From the first to the fourth floor, there are a bookstore, exhibition space, studio and a communal kitchen, respectively. Different phases of press including planning, showcase, publication, and promotion, are vertically connected in the building. The small garden on the first floor and the rooftop space on the fourth floor allow the activities inside the building to expand when in need. Even though each floor area was small, about thirty-three square meters, the removal of the existing partitions and walls allowed sufficient allocation for each program. Steel columns and beams are commonly used to meet the seismic design standards in Korea, but they could significantly reduce the ceiling height and the usable floor area. Instead, reinforced concrete walls were used to satisfy structural requirements and to maximize the interior space.

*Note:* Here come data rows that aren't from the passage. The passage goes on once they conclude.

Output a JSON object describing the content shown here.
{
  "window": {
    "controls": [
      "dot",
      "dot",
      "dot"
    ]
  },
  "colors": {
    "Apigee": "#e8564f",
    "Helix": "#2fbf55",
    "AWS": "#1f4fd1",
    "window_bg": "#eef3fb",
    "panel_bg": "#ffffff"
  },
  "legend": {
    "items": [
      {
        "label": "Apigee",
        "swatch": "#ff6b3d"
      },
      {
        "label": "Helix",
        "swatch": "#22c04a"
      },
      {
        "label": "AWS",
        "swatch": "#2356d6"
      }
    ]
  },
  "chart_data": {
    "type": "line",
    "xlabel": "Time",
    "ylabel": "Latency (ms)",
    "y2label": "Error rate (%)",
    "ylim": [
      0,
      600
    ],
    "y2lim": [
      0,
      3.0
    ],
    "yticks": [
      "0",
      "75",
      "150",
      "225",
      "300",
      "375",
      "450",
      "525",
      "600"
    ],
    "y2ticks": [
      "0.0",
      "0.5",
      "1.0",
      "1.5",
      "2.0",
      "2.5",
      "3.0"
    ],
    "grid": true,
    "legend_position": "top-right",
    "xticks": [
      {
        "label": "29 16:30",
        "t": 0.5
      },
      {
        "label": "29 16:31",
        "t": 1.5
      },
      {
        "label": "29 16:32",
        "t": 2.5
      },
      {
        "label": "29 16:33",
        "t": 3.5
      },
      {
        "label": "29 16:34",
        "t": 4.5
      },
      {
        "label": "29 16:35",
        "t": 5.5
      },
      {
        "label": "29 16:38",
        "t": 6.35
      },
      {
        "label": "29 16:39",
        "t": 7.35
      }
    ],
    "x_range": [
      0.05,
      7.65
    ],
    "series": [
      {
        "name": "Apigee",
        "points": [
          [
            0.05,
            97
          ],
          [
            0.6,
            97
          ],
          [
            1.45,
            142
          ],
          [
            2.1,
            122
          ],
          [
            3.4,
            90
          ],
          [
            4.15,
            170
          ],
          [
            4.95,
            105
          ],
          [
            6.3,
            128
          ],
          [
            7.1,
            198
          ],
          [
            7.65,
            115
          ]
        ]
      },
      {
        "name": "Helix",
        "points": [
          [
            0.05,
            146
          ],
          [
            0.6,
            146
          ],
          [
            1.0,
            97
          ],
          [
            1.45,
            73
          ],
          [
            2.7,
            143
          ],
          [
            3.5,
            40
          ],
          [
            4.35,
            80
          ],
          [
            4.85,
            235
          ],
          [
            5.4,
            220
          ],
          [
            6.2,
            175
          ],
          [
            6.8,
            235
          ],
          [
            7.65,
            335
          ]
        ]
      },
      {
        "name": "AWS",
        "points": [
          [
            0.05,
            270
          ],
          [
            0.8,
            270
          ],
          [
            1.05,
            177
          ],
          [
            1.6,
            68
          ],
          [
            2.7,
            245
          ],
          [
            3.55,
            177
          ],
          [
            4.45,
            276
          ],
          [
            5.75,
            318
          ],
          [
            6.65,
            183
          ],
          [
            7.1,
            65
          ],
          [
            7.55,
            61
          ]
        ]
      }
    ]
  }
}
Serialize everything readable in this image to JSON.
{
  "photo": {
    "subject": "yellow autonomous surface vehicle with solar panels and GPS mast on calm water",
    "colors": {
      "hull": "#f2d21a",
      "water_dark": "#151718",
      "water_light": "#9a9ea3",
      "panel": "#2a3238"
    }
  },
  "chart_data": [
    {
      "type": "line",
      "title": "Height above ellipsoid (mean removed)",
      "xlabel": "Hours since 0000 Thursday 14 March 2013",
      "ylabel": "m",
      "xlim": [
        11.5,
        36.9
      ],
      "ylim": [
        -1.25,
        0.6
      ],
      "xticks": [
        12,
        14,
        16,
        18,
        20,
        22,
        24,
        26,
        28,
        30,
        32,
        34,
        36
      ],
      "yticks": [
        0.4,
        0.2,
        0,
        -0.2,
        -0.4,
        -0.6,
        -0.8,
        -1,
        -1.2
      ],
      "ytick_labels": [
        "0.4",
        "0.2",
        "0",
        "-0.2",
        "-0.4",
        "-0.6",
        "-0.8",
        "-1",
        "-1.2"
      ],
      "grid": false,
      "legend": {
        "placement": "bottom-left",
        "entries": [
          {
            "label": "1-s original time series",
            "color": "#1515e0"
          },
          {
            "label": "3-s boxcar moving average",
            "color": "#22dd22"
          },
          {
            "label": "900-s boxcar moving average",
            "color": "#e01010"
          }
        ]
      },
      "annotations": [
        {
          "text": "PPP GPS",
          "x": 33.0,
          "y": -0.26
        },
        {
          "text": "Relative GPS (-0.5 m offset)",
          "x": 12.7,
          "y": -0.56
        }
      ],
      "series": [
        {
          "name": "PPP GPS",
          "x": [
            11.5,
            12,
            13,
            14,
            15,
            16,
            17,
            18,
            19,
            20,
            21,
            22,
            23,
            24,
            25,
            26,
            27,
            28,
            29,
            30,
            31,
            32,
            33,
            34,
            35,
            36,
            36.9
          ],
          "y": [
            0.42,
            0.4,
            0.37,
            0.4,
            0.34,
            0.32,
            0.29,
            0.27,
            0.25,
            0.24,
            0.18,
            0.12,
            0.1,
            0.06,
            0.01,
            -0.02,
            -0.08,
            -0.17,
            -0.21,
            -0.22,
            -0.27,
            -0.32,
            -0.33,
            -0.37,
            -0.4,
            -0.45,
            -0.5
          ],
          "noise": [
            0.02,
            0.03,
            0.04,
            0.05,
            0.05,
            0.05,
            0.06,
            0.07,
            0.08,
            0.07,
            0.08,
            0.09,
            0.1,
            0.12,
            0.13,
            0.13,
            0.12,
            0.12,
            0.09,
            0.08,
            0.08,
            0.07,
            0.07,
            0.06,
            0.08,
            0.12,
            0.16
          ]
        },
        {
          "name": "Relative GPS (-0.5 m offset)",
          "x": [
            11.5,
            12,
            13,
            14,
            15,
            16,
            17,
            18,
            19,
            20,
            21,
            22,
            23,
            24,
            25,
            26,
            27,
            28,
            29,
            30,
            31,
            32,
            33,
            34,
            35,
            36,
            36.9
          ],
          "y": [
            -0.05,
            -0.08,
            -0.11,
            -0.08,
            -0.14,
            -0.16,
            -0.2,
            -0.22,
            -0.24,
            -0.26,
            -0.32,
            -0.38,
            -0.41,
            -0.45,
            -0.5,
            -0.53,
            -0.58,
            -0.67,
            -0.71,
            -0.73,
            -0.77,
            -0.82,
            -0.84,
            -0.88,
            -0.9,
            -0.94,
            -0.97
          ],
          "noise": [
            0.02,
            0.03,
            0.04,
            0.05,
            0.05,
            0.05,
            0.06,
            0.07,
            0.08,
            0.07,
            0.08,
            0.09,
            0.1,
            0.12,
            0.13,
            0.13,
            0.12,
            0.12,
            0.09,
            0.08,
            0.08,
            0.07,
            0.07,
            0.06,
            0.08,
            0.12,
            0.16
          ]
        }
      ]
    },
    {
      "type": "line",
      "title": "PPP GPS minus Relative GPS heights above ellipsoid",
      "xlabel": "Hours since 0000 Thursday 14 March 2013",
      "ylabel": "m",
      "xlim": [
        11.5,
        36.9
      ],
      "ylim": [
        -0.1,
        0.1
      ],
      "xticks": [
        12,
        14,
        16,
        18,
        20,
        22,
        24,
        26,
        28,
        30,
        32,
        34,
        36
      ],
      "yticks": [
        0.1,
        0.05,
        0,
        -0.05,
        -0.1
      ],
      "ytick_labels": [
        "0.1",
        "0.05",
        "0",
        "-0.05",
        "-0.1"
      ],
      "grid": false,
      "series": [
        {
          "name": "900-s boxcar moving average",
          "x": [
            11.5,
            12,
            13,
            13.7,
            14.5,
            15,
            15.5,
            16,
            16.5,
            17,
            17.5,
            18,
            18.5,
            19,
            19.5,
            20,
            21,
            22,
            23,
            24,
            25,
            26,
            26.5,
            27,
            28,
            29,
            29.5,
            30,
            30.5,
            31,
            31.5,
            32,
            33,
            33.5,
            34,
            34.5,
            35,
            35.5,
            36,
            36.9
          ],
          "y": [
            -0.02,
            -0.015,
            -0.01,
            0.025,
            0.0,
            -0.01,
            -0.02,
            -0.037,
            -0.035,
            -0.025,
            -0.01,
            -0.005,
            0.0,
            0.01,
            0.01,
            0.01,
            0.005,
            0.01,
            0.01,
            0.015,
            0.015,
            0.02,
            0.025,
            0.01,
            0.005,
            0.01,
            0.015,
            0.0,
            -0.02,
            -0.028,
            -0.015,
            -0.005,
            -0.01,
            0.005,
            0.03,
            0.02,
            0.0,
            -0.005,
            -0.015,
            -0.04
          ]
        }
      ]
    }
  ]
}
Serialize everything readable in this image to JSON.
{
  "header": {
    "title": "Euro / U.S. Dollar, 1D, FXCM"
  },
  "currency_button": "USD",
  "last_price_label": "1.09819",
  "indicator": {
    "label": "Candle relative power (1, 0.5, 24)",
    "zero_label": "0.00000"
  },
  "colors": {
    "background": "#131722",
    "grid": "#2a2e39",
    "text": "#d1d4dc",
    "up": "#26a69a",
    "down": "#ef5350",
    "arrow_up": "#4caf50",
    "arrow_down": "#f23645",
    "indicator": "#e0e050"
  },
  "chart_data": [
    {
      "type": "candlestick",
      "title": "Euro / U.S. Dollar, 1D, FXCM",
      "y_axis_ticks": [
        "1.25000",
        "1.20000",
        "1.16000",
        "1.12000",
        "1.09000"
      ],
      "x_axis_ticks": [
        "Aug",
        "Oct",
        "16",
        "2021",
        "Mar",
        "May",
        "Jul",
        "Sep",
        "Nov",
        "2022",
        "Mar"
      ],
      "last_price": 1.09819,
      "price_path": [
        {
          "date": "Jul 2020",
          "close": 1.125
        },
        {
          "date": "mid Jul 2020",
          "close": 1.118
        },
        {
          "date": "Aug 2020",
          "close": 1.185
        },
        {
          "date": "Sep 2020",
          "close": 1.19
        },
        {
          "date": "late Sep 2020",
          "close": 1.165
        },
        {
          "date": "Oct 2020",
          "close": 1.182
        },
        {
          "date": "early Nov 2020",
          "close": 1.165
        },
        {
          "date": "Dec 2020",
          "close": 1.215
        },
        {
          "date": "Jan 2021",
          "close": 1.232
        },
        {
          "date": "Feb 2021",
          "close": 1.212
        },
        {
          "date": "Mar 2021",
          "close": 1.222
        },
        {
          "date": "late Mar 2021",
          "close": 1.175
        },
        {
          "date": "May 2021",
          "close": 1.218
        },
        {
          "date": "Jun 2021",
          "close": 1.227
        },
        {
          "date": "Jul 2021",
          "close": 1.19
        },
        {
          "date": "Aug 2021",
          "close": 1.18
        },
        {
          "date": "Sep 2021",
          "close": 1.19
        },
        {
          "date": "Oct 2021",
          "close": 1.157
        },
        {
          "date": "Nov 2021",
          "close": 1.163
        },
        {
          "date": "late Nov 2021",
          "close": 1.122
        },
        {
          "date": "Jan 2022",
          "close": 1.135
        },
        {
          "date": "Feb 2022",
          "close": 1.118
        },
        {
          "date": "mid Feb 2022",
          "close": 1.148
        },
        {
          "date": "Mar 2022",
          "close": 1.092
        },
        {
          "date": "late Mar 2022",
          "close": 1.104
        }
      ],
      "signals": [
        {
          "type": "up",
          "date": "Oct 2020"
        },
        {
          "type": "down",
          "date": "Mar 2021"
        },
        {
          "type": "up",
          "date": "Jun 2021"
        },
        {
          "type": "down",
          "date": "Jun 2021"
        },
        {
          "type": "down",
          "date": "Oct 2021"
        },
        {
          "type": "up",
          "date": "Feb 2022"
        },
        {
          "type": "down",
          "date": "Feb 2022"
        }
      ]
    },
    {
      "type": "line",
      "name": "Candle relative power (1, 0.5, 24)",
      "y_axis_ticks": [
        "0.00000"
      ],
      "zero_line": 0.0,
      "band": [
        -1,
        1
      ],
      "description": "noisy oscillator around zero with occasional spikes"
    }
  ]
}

The staircase was internalized to connect the programs vertically and to mediate the spaces on different levels by continuing the same floor materials throughout. The new facade of the building that emerged from the internal transformation becomes a storefront that exposes the movement of the users on different programs and levels.
The existing building did not have a ‘front’ face; it did not have a proper facade. As is often the case for multi-family residential, the main entrance of the building was a thin glass door at the landing of the exterior staircase. Because it was so close to the road, the circulatory conflict between the entrance and the movements on the street was inevitable. The entrance was relocated to the north, and the staircase was internalized to alleviate this unpleasant collision. Thus, the small garden to the south-east was separated from the old entrance, becoming an accessible outdoor area on the first floor. The narrow, double-height new entrance on the front façade dictates the overall impression of the building. Along with the repeating geometry of the staircase openings, it brings a sense of order to the overall composition of the façade. The decorative red bricks of the 80s and 90s are now covered by two contrasting materials: aluminum cladding and stone tiles. The smooth aluminum cladding on the bottom seems to hold up the rough and heavy-looking stones above it, creating an intriguing dialogue between the two materials.